But sheer size and bulk saves no one. GEC was the third-largest company in the FTSE-100 20 years ago. It’s new name, Marconi, is now a by-word for corporate cock-up. BTR was ranked 8th, but as Invensys it, too, has slipped out of the top 100. And ICI, whose share price was invariably referred to as the ‘bellwether’ of the London stock markets, is on the bottom rungs of the main index.
There have been loads of mergers and a couple of failures (British & Commonwealth and Ferranti). We’ve lost some curious names from the industrial landscape (British Electric Traction and Standard Telephones & Cables) and gained some interesting new arrivals. British Telecom hadn’t even been privatised when the index launched; today, it’s worth a fraction of bitter rival Vodafone, ranked no 2.
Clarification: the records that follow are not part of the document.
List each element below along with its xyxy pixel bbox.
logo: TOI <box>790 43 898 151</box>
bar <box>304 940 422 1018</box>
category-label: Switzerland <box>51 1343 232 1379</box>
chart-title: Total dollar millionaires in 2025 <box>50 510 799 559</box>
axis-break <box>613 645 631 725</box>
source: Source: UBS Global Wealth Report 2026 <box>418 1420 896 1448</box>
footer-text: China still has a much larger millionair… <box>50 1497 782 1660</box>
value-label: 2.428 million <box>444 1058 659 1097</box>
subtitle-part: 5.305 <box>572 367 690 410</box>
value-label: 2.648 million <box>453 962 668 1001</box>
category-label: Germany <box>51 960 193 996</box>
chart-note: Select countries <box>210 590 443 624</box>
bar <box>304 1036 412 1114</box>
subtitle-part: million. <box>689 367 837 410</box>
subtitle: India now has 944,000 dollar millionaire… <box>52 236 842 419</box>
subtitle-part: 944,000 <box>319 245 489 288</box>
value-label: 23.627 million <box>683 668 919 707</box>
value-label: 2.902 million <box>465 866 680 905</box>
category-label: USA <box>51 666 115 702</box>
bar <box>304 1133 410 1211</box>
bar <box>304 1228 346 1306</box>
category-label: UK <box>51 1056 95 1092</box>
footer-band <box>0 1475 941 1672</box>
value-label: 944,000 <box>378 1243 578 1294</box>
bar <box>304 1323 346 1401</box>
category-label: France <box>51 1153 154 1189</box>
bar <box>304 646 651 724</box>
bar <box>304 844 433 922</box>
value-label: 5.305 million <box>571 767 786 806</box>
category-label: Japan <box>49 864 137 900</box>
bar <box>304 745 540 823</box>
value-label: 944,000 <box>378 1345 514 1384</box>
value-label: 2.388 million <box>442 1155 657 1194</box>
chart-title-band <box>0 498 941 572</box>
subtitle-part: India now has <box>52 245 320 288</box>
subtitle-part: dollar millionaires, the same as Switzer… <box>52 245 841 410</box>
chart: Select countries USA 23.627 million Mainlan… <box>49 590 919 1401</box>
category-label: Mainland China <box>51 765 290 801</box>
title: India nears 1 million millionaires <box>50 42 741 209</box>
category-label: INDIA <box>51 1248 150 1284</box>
There have been changing fashions, as well. BAT Industries used to sell fags and life assurance. Hanson bloated itself on acquisitions then did a Damascene conversion with a series of demergers.
The index as a whole is now worth £1.1 trillion – about 11 times what it was worth 20 years ago. And BP alone is worth today what all 100 shares were worth back then. But at 4,500 today, the index itself is only four-and-a-half times its launch value. The FTSE-100 has ballooned on the back of acquisitions and new equity issues.
Can we learn any lessons by studying these lists? Perhaps only two: the first is that the unimaginable can happen, and does. The second is that, despite the changing fashions in business management, the best-performing companies are those that have stuck to what they do and carried on doing it very well.
Or maybe it’s just pure luck: as one of my colleagues so aptly put it, fortune favours the successful.